"Currently, we are conducting a study for a major mining company in Chile to build a command center in Antofagasta that will allow them to remotely control their plan operations using artificial intelligence and automation, thus minimizing their operational cost and increasing their safety."
What is the core business of Wood in the mining sector and what are your most promising areas for growth?
Wood has approximately 1000 employees here in Chile, with most of them devoted to mining. In the engineering area, Wood’s complete services add value across the mine life cycle. Wood´s service lines handle mineral resource and project evaluations, mine planning and design, mineral processing and metallurgy, engineering design and project management, environmental permitting and water management services, automation and control, and construction. The automation and control group directly supports our clients in leading their digital and technological transformation efforts towards operating the mine of the future.
Can you tell us about the opportunities you see for Wood in tailings and your offerings in that area?
Wood´s environment and infrastructure group assists our clients in the tailings area. Wood has been retained by several of our clients to be the Engineer of Record (EoR) for their tailings facilities here in Chile, and we are assisting them in the development of safer operation protocols and tailings disposal alternatives such as dry stacking and thickened tailings, to lower the chances of a dam failure. Globally, the industry has had dam failures, which have raised safety issues related to the operation and design of tailings facilities, and because of this, we are spending a bit of time in finding solutions for these challenges.
Can you elaborate on any lithium projects that Wood is working on?
Globally Wood is involved in several lithium projects. In Chile, currently we are working on the La Negra project, located close to Antofagasta. We are executing an EPCM contract for the construction of a lithium carbonate plant that extracts the mineral from the Salar de Atacama.

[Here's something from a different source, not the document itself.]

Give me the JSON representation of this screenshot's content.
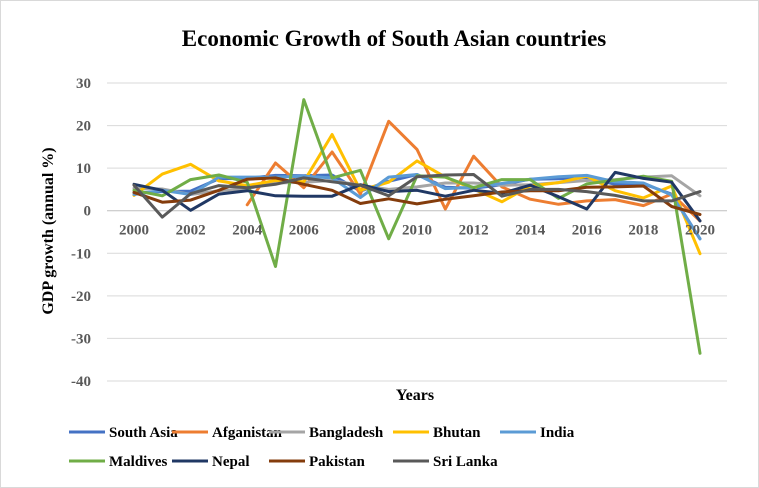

We have a similar lithium project in Australia.
What is the role that automation, data analytics, and robotics will play in the future of mining?
Within Wood’s technical consulting solutions (TCS) we have a large group called automation and control (A&C). The A&C group has been leading innovation in the manufacturing industry for many years. This expertise has been levered to support our mining clients with their digital transformation and innovation efforts to design the “mine of the future.” We are working with clients in Latin America to implement new technological innovation strategies that will allow them to incorporate big data into their decision making. Currently, we are conducting a study for a major mining company in Chile to build a command center in Antofagasta that will allow them to remotely control their plan operations using artificial intelligence and automation, thus minimizing their operational cost and increasing their safety.

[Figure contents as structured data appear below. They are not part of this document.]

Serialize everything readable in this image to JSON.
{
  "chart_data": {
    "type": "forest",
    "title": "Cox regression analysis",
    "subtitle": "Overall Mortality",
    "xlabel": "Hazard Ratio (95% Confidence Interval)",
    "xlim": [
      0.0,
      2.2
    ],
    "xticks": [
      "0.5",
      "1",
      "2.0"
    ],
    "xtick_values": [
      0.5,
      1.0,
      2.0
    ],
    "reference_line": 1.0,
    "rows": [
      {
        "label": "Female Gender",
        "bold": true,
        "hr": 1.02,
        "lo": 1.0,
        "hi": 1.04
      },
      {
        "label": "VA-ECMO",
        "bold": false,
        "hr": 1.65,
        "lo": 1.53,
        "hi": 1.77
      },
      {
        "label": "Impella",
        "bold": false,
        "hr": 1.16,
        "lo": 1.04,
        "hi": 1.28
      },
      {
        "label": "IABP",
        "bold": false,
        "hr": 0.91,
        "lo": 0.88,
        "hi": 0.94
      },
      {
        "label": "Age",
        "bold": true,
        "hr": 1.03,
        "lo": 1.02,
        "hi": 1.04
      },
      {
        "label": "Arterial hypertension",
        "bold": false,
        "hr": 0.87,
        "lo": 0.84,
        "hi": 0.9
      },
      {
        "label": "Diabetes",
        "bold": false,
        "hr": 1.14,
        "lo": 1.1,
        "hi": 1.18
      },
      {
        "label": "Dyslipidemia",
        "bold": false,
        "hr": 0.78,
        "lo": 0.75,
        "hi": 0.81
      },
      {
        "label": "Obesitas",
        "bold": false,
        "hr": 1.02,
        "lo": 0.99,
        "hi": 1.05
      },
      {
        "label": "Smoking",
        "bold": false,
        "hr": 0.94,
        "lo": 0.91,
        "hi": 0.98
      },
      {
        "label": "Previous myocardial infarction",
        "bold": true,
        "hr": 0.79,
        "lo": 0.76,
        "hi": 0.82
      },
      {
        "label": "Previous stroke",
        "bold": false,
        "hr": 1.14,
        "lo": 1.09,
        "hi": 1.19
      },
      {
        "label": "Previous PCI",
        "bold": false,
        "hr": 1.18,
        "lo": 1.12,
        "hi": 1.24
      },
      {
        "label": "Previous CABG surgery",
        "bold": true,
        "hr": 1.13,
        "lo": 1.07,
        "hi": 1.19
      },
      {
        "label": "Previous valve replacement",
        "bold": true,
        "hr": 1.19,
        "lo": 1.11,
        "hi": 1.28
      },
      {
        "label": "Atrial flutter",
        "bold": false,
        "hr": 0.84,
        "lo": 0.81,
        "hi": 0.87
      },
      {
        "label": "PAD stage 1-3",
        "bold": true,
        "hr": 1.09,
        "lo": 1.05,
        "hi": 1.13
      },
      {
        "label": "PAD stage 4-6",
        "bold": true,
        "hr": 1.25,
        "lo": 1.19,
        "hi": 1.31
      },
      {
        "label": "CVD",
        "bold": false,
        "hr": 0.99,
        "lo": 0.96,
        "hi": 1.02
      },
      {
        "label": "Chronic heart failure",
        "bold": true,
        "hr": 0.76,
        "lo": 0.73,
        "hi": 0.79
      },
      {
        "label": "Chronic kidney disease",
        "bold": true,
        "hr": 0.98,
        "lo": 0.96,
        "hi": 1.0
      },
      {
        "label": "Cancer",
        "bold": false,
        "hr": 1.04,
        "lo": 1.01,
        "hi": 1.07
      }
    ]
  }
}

How has the demand been for Wood’s technology services?
In the past the mining industry has been a bit slow in the adoption of new technologies but now, because of the necessity for increased efficiency and productivity, clients are keen to be at the forefront of early adoption.
How can Wood’s Services boost efficiency in energy?
Within Wood, we have a group called clean energy, which works with solar, wind, and hydro energy. The clean energy group is assisting clients with installing these systems within mines to power certain operations with more sustainable sources of energy. The use of renewable sources of energy helps our clients to manage their costs on energy consumption. Wood has installed five million solar panels in the United States for clients, so we have distinct expertise in the area of energy.
What strategies does Wood aim to achieve in Chile over the next 2-3 years?
Our vision for the company is to assist clients in two areas. One is in energy transition materials. Here, we want to be involved with anything dealing with electrification. That means copper, lithium, nickel, and cobalt and we are developing our expertise in all of those areas. The second area is sustainable building, which is about helping in water and energy, which are the main building blocks in Chile going forward.
What are your views on the Chilean mining market in 2020?
I am optimistic about 2020. We have had some troubling times in the last few months and I hope that it does not impact the mining industry in Chile. Chile has been a success story in mining because it has been a stable and transparent place to do business. We know what to expect in terms of taxes and laws and, as long as those remain stable, then this is a great environment. If any of those start to move then people will start thinking twice about their investments.